Vistos los artículos citados y demás de general y pertinente aplicación.

Fallo

Que estimando parcialmente el recurso de apelación formulado por la representación de Victorino , Jose Daniel , Sebastián , Mateo y Rodrigo contra la sentencia dictada por el Juzgado de lo Penal nº 3 de Oviedo en los autos de Juicio Oral nº 306/14 de que dimana el presente Rollo, debemos revocar y revocamos dicha resolución en el sentido de estimar concurre en todos los acusados la atenuante de dilaciones indebidas, imponiendo a los acusados Victorino , Jose Daniel y Sebastián por el delito contra la Hacienda Publica, por el que deben responder como cooperadores necesarios, la pena de SEIS MESES de prisión y multa de 71.269,47 euros, con pérdida del derecho a percibir ayudas o subvenciones públicas y del derecho a gozar de beneficios o incentivos fiscales o de la Seguridad Social durante un año y seis meses, manteniendo en el resto los pronunciamientos de la sentencia impugnada, y declarando de oficio las costas de esta alzada.

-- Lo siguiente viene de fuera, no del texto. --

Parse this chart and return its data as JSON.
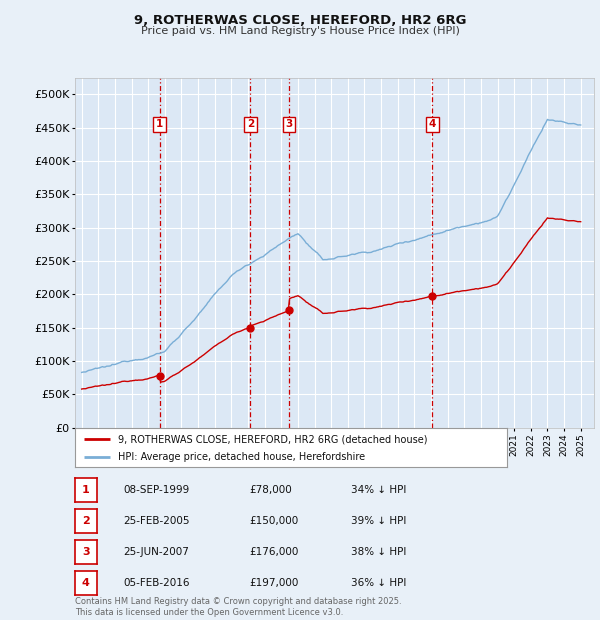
{
  "title_line1": "9, ROTHERWAS CLOSE, HEREFORD, HR2 6RG",
  "title_line2": "Price paid vs. HM Land Registry's House Price Index (HPI)",
  "ylim": [
    0,
    525000
  ],
  "yticks": [
    0,
    50000,
    100000,
    150000,
    200000,
    250000,
    300000,
    350000,
    400000,
    450000,
    500000
  ],
  "ytick_labels": [
    "£0",
    "£50K",
    "£100K",
    "£150K",
    "£200K",
    "£250K",
    "£300K",
    "£350K",
    "£400K",
    "£450K",
    "£500K"
  ],
  "bg_color": "#e8f0f8",
  "plot_bg_color": "#dce8f5",
  "grid_color": "#ffffff",
  "sale_color": "#cc0000",
  "hpi_color": "#7aaed6",
  "vline_color": "#cc0000",
  "transactions": [
    {
      "label": "1",
      "date_str": "08-SEP-1999",
      "x": 1999.69,
      "price": 78000,
      "pct": "34%"
    },
    {
      "label": "2",
      "date_str": "25-FEB-2005",
      "x": 2005.15,
      "price": 150000,
      "pct": "39%"
    },
    {
      "label": "3",
      "date_str": "25-JUN-2007",
      "x": 2007.48,
      "price": 176000,
      "pct": "38%"
    },
    {
      "label": "4",
      "date_str": "05-FEB-2016",
      "x": 2016.09,
      "price": 197000,
      "pct": "36%"
    }
  ],
  "legend_sale_label": "9, ROTHERWAS CLOSE, HEREFORD, HR2 6RG (detached house)",
  "legend_hpi_label": "HPI: Average price, detached house, Herefordshire",
  "footer": "Contains HM Land Registry data © Crown copyright and database right 2025.\nThis data is licensed under the Open Government Licence v3.0.",
  "table_rows": [
    [
      "1",
      "08-SEP-1999",
      "£78,000",
      "34% ↓ HPI"
    ],
    [
      "2",
      "25-FEB-2005",
      "£150,000",
      "39% ↓ HPI"
    ],
    [
      "3",
      "25-JUN-2007",
      "£176,000",
      "38% ↓ HPI"
    ],
    [
      "4",
      "05-FEB-2016",
      "£197,000",
      "36% ↓ HPI"
    ]
  ]
}
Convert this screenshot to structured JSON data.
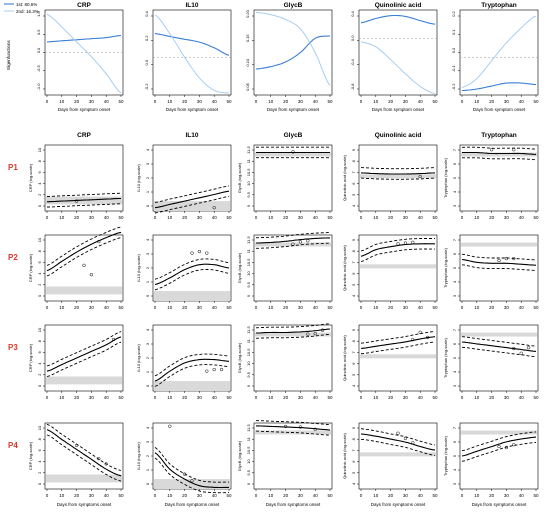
{
  "figure": {
    "columns": [
      "CRP",
      "IL10",
      "GlycB",
      "Quinolinic acid",
      "Tryptophan"
    ],
    "row_labels": [
      "P1",
      "P2",
      "P3",
      "P4"
    ],
    "top_xlabel": "Days from symptom onset",
    "grid_xlabel": "Days from symptoms onset",
    "top_ylabel": "Eigenfunctions",
    "ylabels": [
      "CRP (log-scale)",
      "IL10 (log-scale)",
      "GlycB (log-scale)",
      "Quinolinic acid (log-scale)",
      "Tryptophan (log-scale)"
    ],
    "legend": [
      "1st: 80.6%",
      "2nd: 16.3%"
    ],
    "colors": {
      "first": "#3a7fd5",
      "second": "#9fc9ef",
      "band": "#d9d9d9",
      "fit": "#000000",
      "row_label": "#d93a2b"
    }
  },
  "chart_data": [
    {
      "type": "line",
      "panel": "eigenfunctions",
      "x": [
        0,
        10,
        20,
        30,
        40,
        50
      ],
      "xlabel": "Days from symptom onset",
      "ylabel": "Eigenfunctions",
      "series": [
        {
          "name": "1st: 80.6%",
          "columns": {
            "CRP": [
              0.05,
              0.055,
              0.06,
              0.065,
              0.07,
              0.08
            ],
            "IL10": [
              0.25,
              0.22,
              0.19,
              0.16,
              0.1,
              0.02
            ],
            "GlycB": [
              0.085,
              0.09,
              0.1,
              0.12,
              0.15,
              0.155
            ],
            "Quinolinic acid": [
              0.22,
              0.28,
              0.32,
              0.31,
              0.25,
              0.2
            ],
            "Tryptophan": [
              -0.22,
              -0.21,
              -0.19,
              -0.17,
              -0.17,
              -0.18
            ]
          }
        },
        {
          "name": "2nd: 16.3%",
          "columns": {
            "CRP": [
              0.18,
              0.12,
              0.05,
              -0.02,
              -0.1,
              -0.19
            ],
            "IL10": [
              0.45,
              0.25,
              0.0,
              -0.22,
              -0.35,
              -0.38
            ],
            "GlycB": [
              0.205,
              0.2,
              0.19,
              0.17,
              0.12,
              0.05
            ],
            "Quinolinic acid": [
              -0.05,
              -0.12,
              -0.3,
              -0.5,
              -0.68,
              -0.78
            ],
            "Tryptophan": [
              -0.2,
              -0.14,
              -0.02,
              0.1,
              0.2,
              0.28
            ]
          }
        }
      ]
    },
    {
      "type": "line",
      "panel": "patient-fits",
      "x": [
        0,
        10,
        20,
        30,
        40,
        50
      ],
      "xlabel": "Days from symptoms onset",
      "ylims": {
        "CRP": [
          0,
          10
        ],
        "IL10": [
          0,
          4
        ],
        "GlycB": [
          0,
          11.5
        ],
        "Quinolinic acid": [
          0,
          9
        ],
        "Tryptophan": [
          0,
          7
        ]
      },
      "yticks": {
        "CRP": [
          0,
          2,
          4,
          6,
          8,
          10
        ],
        "IL10": [
          0,
          1,
          2,
          3,
          4
        ],
        "GlycB": [
          9.0,
          9.5,
          10.0,
          10.5,
          11.0,
          11.5
        ],
        "Quinolinic acid": [
          4,
          5,
          6,
          7,
          8,
          9
        ],
        "Tryptophan": [
          3,
          4,
          5,
          6,
          7
        ]
      },
      "normal_band": {
        "CRP": [
          1.0,
          2.2
        ],
        "IL10": [
          0.0,
          0.6
        ],
        "GlycB": [
          10.0,
          10.2
        ],
        "Quinolinic acid": [
          4.7,
          5.0
        ],
        "Tryptophan": [
          5.8,
          6.2
        ]
      },
      "rows": [
        {
          "label": "P1",
          "fits": {
            "CRP": [
              1.4,
              1.5,
              1.6,
              1.7,
              1.8,
              1.9
            ],
            "IL10": [
              0.2,
              0.4,
              0.6,
              0.8,
              1.0,
              1.2
            ],
            "GlycB": [
              10.2,
              10.2,
              10.2,
              10.2,
              10.2,
              10.2
            ],
            "Quinolinic acid": [
              5.2,
              5.1,
              5.05,
              5.05,
              5.1,
              5.2
            ],
            "Tryptophan": [
              6.2,
              6.2,
              6.1,
              6.1,
              6.1,
              6.0
            ]
          },
          "points": {
            "CRP": [
              [
                20,
                1.5
              ]
            ],
            "IL10": [
              [
                40,
                0.2
              ]
            ],
            "GlycB": [
              [
                25,
                10.3
              ]
            ],
            "Quinolinic acid": [
              [
                40,
                4.7
              ]
            ],
            "Tryptophan": [
              [
                20,
                6.5
              ],
              [
                35,
                6.5
              ]
            ]
          }
        },
        {
          "label": "P2",
          "fits": {
            "CRP": [
              4.6,
              6.0,
              7.4,
              8.6,
              9.6,
              10.4
            ],
            "IL10": [
              1.0,
              1.4,
              1.9,
              2.2,
              2.2,
              2.0
            ],
            "GlycB": [
              10.1,
              10.2,
              10.4,
              10.7,
              10.9,
              11.0
            ],
            "Quinolinic acid": [
              6.1,
              7.0,
              7.4,
              7.7,
              7.8,
              7.8
            ],
            "Tryptophan": [
              4.4,
              4.1,
              4.0,
              4.0,
              3.9,
              3.8
            ]
          },
          "points": {
            "CRP": [
              [
                25,
                5.4
              ],
              [
                30,
                4.0
              ],
              [
                35,
                9.0
              ]
            ],
            "IL10": [
              [
                25,
                2.9
              ],
              [
                30,
                3.0
              ],
              [
                35,
                2.9
              ]
            ],
            "GlycB": [
              [
                25,
                9.9
              ],
              [
                30,
                10.3
              ],
              [
                35,
                10.5
              ]
            ],
            "Quinolinic acid": [
              [
                25,
                7.8
              ],
              [
                30,
                7.9
              ],
              [
                35,
                8.0
              ]
            ],
            "Tryptophan": [
              [
                25,
                4.3
              ],
              [
                30,
                4.5
              ],
              [
                35,
                4.5
              ]
            ]
          }
        },
        {
          "label": "P3",
          "fits": {
            "CRP": [
              3.0,
              4.0,
              5.0,
              6.0,
              7.0,
              8.2
            ],
            "IL10": [
              0.6,
              1.2,
              1.7,
              1.9,
              1.9,
              1.8
            ],
            "GlycB": [
              10.1,
              10.2,
              10.2,
              10.3,
              10.5,
              10.8
            ],
            "Quinolinic acid": [
              5.8,
              6.1,
              6.4,
              6.7,
              7.1,
              7.4
            ],
            "Tryptophan": [
              5.2,
              5.0,
              4.8,
              4.6,
              4.4,
              4.2
            ]
          },
          "points": {
            "CRP": [
              [
                45,
                7.8
              ]
            ],
            "IL10": [
              [
                35,
                1.2
              ],
              [
                40,
                1.3
              ],
              [
                45,
                1.3
              ]
            ],
            "GlycB": [
              [
                35,
                9.9
              ],
              [
                40,
                10.0
              ],
              [
                45,
                10.6
              ]
            ],
            "Quinolinic acid": [
              [
                35,
                7.0
              ],
              [
                40,
                8.0
              ],
              [
                45,
                7.3
              ]
            ],
            "Tryptophan": [
              [
                35,
                4.5
              ],
              [
                40,
                4.0
              ],
              [
                45,
                4.6
              ]
            ]
          }
        },
        {
          "label": "P4",
          "fits": {
            "CRP": [
              9.0,
              7.5,
              6.0,
              4.5,
              3.0,
              2.0
            ],
            "IL10": [
              2.2,
              1.2,
              0.6,
              0.2,
              0.1,
              0.1
            ],
            "GlycB": [
              11.0,
              10.9,
              10.8,
              10.7,
              10.5,
              10.3
            ],
            "Quinolinic acid": [
              7.5,
              7.2,
              6.8,
              6.4,
              5.8,
              5.3
            ],
            "Tryptophan": [
              3.5,
              4.0,
              4.5,
              5.0,
              5.3,
              5.5
            ]
          },
          "points": {
            "CRP": [
              [
                20,
                6.6
              ],
              [
                35,
                4.6
              ],
              [
                40,
                3.8
              ]
            ],
            "IL10": [
              [
                10,
                3.8
              ],
              [
                20,
                0.9
              ],
              [
                25,
                0.5
              ]
            ],
            "GlycB": [
              [
                20,
                10.9
              ],
              [
                30,
                10.8
              ],
              [
                40,
                10.4
              ]
            ],
            "Quinolinic acid": [
              [
                25,
                7.6
              ],
              [
                30,
                6.9
              ],
              [
                35,
                6.3
              ]
            ],
            "Tryptophan": [
              [
                25,
                4.5
              ],
              [
                30,
                4.4
              ],
              [
                35,
                4.7
              ]
            ]
          }
        }
      ]
    }
  ]
}
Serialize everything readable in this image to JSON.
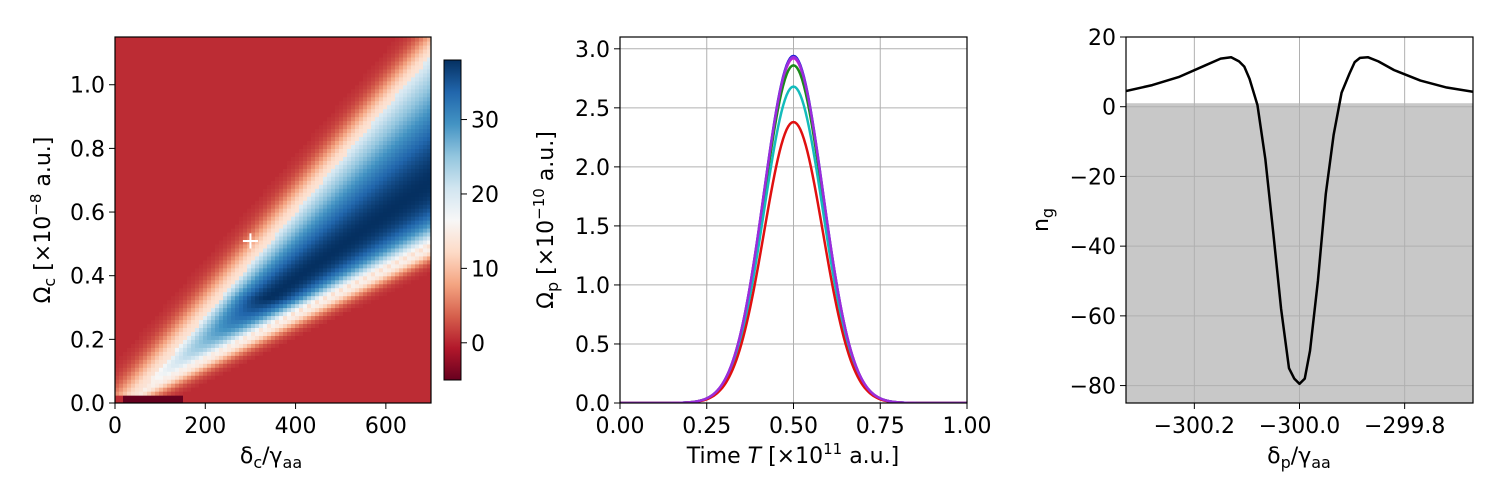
{
  "chart_data": [
    {
      "type": "heatmap",
      "xlabel": "δc/γaa",
      "ylabel": "Ωc [×10⁻⁸ a.u.]",
      "xlim": [
        0,
        700
      ],
      "ylim": [
        0,
        1.15
      ],
      "xticks": [
        0,
        200,
        400,
        600
      ],
      "yticks": [
        0.0,
        0.2,
        0.4,
        0.6,
        0.8,
        1.0
      ],
      "colormap": "RdBu",
      "colorbar": {
        "range": [
          -5,
          38
        ],
        "ticks": [
          0,
          10,
          20,
          30
        ]
      },
      "marker": {
        "symbol": "+",
        "x": 300,
        "y": 0.51,
        "color": "#ffffff"
      }
    },
    {
      "type": "line",
      "xlabel": "Time T [×10¹¹ a.u.]",
      "ylabel": "Ωp [×10⁻¹⁰ a.u.]",
      "xlim": [
        0,
        1
      ],
      "ylim": [
        0,
        3.1
      ],
      "xticks": [
        0.0,
        0.25,
        0.5,
        0.75,
        1.0
      ],
      "yticks": [
        0.0,
        0.5,
        1.0,
        1.5,
        2.0,
        2.5,
        3.0
      ],
      "grid": true,
      "pulse": {
        "center": 0.5,
        "sigma": 0.085
      },
      "series": [
        {
          "peak": 2.94,
          "color": "#1f1fd6"
        },
        {
          "peak": 2.92,
          "color": "#d020d0"
        },
        {
          "peak": 2.86,
          "color": "#1a8a1a"
        },
        {
          "peak": 2.68,
          "color": "#14bcbc"
        },
        {
          "peak": 2.38,
          "color": "#e01010"
        },
        {
          "peak": 2.93,
          "color": "#9b2ddb"
        }
      ]
    },
    {
      "type": "line",
      "xlabel": "δp/γaa",
      "ylabel": "ng",
      "xlim": [
        -300.33,
        -299.67
      ],
      "ylim": [
        -85,
        20
      ],
      "xticks": [
        -300.2,
        -300.0,
        -299.8
      ],
      "yticks": [
        20,
        0,
        -20,
        -40,
        -60,
        -80
      ],
      "grid": true,
      "shaded_region": {
        "from": -85,
        "to": 1,
        "color": "#c8c8c8"
      },
      "series": [
        {
          "color": "#000000",
          "x": [
            -300.33,
            -300.28,
            -300.23,
            -300.18,
            -300.15,
            -300.13,
            -300.115,
            -300.105,
            -300.095,
            -300.08,
            -300.065,
            -300.05,
            -300.035,
            -300.02,
            -300.01,
            -300.0,
            -299.99,
            -299.98,
            -299.965,
            -299.95,
            -299.935,
            -299.92,
            -299.905,
            -299.895,
            -299.885,
            -299.87,
            -299.85,
            -299.82,
            -299.77,
            -299.72,
            -299.67
          ],
          "y": [
            4.5,
            6.2,
            8.5,
            11.8,
            13.8,
            14.2,
            13.0,
            11.5,
            8.0,
            0.5,
            -15.0,
            -36.0,
            -58.0,
            -75.0,
            -78.0,
            -79.5,
            -78.0,
            -70.0,
            -50.0,
            -25.0,
            -8.0,
            4.0,
            9.5,
            12.8,
            14.0,
            14.2,
            13.0,
            10.5,
            7.5,
            5.5,
            4.3
          ]
        }
      ]
    }
  ]
}
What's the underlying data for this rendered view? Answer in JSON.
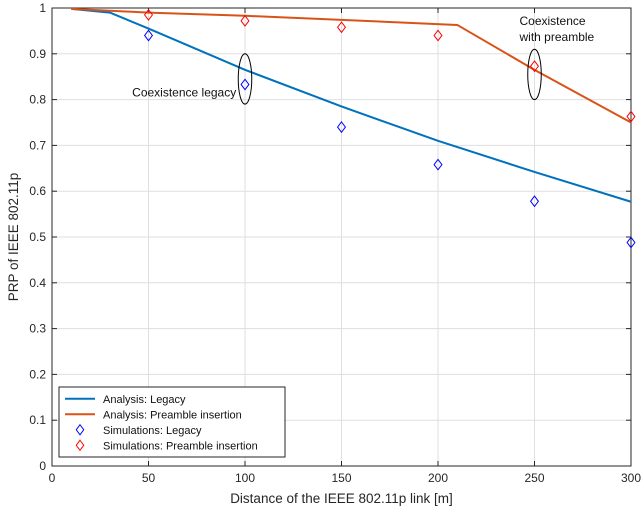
{
  "chart_data": {
    "type": "line",
    "xlabel": "Distance of the IEEE 802.11p link [m]",
    "ylabel": "PRP of IEEE 802.11p",
    "xlim": [
      0,
      300
    ],
    "ylim": [
      0,
      1
    ],
    "xticks": [
      0,
      50,
      100,
      150,
      200,
      250,
      300
    ],
    "yticks": [
      0,
      0.1,
      0.2,
      0.3,
      0.4,
      0.5,
      0.6,
      0.7,
      0.8,
      0.9,
      1
    ],
    "grid": true,
    "legend_position": "bottom-left",
    "series": [
      {
        "name": "Analysis: Legacy",
        "kind": "line",
        "color": "#0072BD",
        "x": [
          10,
          30,
          50,
          100,
          150,
          200,
          250,
          300
        ],
        "y": [
          0.998,
          0.99,
          0.955,
          0.865,
          0.785,
          0.71,
          0.642,
          0.577
        ]
      },
      {
        "name": "Analysis: Preamble insertion",
        "kind": "line",
        "color": "#D95319",
        "x": [
          10,
          50,
          100,
          150,
          210,
          250,
          300
        ],
        "y": [
          0.998,
          0.99,
          0.983,
          0.974,
          0.963,
          0.865,
          0.75
        ]
      },
      {
        "name": "Simulations: Legacy",
        "kind": "marker",
        "marker": "diamond",
        "color": "#0000FF",
        "x": [
          50,
          100,
          150,
          200,
          250,
          300
        ],
        "y": [
          0.94,
          0.833,
          0.74,
          0.658,
          0.578,
          0.488
        ]
      },
      {
        "name": "Simulations: Preamble insertion",
        "kind": "marker",
        "marker": "diamond",
        "color": "#FF0000",
        "x": [
          50,
          100,
          150,
          200,
          250,
          300
        ],
        "y": [
          0.985,
          0.972,
          0.958,
          0.94,
          0.873,
          0.763
        ]
      }
    ],
    "annotations": [
      {
        "id": "legacy",
        "lines": [
          "Coexistence legacy"
        ],
        "ellipse": {
          "cx": 100,
          "cy": 0.845,
          "rx": 3.5,
          "ry": 0.055
        },
        "text_anchor": "end"
      },
      {
        "id": "preamble",
        "lines": [
          "Coexistence",
          "with preamble"
        ],
        "ellipse": {
          "cx": 250,
          "cy": 0.855,
          "rx": 3.5,
          "ry": 0.055
        },
        "text_anchor": "start"
      }
    ]
  }
}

A la firmeza de esta resolución, frente a la que no cabe recurso ordinario alguno, llévese certificación al Rollo de Sala, anótese en los Registros correspondientes y remítase testimonio, junto con las actuaciones originales, al Juzgado de procedencia y archívese el Rollo.

Así por esta Sentencia lo acordamos, mandamos y firmamos.

PUBLICACION.-La anterior Sentencia fue leída y publicada en Audiencia Pública por la Ilma. Sra. Magistrado Ponente al día siguiente de su fecha, de lo que doy fe.